App logs showed could not translate host name for the PostgreSQL server. The database was running fine.

Two things were wrong: the PostgreSQL server used a private endpoint, and the AKS VNet's DNS wasn't configured to resolve the privatelink.postgres.database.azure.com zone. Adding the private DNS zone link to the AKS VNet fixed the resolution.

High Azure bill after load testing

Monthly bill jumped 40% after a performance test. The load test had scaled the AKS node pool to 20 nodes and the tester forgot to scale it back down.

Prevention - I now tag all load test resources with purpose=loadtest and have an Azure Policy that auto-deletes resources with that tag after 48 hours.
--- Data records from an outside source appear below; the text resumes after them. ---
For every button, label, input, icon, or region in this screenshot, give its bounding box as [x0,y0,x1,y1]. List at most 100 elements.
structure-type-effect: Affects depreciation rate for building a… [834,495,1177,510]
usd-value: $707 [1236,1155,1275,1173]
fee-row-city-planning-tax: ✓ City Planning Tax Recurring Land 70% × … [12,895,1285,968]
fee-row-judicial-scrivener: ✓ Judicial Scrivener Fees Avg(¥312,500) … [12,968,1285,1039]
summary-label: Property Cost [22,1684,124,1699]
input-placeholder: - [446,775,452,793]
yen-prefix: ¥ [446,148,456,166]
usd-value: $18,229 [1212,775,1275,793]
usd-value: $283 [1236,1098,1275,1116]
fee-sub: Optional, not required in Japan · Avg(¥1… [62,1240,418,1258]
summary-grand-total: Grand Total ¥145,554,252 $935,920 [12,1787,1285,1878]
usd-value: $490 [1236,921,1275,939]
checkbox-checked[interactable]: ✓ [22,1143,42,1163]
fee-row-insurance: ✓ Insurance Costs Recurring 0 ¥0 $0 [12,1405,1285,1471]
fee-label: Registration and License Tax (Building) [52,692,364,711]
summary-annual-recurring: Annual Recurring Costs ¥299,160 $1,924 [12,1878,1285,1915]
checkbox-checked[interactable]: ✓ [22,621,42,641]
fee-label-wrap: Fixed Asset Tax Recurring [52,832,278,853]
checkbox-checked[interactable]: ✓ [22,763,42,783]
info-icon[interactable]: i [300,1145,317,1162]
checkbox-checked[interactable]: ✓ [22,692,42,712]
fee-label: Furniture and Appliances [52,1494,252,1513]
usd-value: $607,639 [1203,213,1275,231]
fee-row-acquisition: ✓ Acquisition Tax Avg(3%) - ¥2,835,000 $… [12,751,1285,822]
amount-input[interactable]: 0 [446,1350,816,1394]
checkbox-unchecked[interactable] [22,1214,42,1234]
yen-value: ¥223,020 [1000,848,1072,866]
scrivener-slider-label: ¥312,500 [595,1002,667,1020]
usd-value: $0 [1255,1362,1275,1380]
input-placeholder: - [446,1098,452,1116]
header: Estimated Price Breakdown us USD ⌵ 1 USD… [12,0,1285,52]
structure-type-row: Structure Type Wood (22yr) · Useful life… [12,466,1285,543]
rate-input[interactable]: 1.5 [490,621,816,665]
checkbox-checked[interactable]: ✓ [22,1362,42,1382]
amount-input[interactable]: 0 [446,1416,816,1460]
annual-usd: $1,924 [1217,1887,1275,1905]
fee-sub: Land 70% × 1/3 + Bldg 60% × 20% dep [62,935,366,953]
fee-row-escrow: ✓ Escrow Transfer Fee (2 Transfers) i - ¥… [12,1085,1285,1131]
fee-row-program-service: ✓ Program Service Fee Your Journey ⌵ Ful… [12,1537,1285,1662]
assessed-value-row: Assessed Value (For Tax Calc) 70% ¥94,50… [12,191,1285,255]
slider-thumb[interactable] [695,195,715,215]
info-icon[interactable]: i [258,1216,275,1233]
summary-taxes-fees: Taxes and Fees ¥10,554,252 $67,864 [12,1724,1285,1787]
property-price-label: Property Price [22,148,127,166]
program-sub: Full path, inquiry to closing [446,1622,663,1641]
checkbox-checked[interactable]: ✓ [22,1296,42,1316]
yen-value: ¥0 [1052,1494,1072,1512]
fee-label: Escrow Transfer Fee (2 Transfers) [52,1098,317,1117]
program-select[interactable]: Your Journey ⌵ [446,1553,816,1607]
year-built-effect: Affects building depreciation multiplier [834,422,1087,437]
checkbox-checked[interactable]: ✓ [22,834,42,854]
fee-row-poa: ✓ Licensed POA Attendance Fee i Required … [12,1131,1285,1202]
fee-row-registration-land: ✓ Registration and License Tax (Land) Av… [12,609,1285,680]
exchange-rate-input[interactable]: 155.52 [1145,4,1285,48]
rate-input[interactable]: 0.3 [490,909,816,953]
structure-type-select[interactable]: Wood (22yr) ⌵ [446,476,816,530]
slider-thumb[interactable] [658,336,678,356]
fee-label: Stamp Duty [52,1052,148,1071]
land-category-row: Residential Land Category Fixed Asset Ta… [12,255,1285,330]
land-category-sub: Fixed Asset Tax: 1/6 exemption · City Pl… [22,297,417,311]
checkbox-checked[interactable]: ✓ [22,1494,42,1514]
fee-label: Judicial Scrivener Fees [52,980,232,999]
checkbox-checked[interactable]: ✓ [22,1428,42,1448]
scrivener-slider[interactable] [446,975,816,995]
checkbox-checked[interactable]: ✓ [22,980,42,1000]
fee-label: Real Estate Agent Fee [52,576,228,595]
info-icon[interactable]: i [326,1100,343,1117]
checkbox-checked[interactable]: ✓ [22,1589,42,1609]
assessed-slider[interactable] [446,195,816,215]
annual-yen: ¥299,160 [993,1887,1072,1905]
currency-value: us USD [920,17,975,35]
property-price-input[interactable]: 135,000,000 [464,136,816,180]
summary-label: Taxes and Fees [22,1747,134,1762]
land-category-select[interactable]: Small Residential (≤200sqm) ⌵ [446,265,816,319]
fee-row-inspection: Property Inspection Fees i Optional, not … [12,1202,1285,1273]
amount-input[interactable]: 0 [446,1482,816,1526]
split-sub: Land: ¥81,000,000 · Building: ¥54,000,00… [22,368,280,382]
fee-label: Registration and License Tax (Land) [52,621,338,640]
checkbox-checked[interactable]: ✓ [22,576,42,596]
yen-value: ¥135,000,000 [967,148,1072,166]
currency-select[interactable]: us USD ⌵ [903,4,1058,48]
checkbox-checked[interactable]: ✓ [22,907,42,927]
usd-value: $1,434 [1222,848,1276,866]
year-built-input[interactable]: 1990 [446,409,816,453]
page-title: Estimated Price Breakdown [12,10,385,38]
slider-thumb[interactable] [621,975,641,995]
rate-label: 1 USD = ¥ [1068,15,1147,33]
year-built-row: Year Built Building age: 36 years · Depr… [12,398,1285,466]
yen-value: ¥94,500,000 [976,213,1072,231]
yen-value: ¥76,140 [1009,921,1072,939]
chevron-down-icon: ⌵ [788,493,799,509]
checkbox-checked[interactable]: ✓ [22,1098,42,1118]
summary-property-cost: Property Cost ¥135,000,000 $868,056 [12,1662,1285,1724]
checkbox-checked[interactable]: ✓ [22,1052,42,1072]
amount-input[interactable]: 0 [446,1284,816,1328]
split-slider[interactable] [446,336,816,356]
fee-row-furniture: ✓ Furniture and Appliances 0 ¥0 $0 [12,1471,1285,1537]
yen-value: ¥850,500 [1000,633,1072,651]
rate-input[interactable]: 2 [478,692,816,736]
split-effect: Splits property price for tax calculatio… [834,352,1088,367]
I also set up cost alerts that fire when daily spend exceeds 150% of the baseline.


Common Mistakes

  • Using service principals when managed identities work - Every service principal is a credential you have to rotate. Managed identities eliminate that burden.
  • Public endpoints for internal-only services - If only your AKS pods need to reach the database, use a private endpoint. No internet exposure needed.
  • Granting Contributor at the subscription level - Scope permissions to the specific resource group or resource. Broad access is a security and cost risk.
  • Not testing database restores - Azure takes automated backups, but if you've never tested a restore, you don't have a backup strategy. You have a hope strategy.
  • Ignoring cost management until the bill arrives - Set up budgets, alerts, and tagging from day one. Retroactive cost analysis is painful.
  • Skipping the shared responsibility model - Know what Azure manages and what you manage. Filing a support ticket for an OOM-killed pod wastes everyone's time.

Key Takeaways

  • Cloud is an operating model, not just infrastructure - It changes how you manage identity, networking, cost, and responsibility
  • Identity is the new perimeter - Managed identities, least privilege RBAC, and JIT access are not optional
  • Private endpoints for everything internal - If it doesn't need internet access, don't give it internet access
  • Cost management is a continuous practice - Tags, budgets, right-sizing, and regular reviews prevent bill shock
  • Test your failure scenarios - App Gateway 502s, ACR pull failures, Key Vault access denied, DNS resolution failures. Practice them before they happen in production
  • Database operations require discipline - Connection pooling, tested backups, zero-downtime migrations, and performance monitoring are baseline expectations

Everything in this post comes from running production workloads on Azure. The concepts are cloud-general, but the details are from my own environment.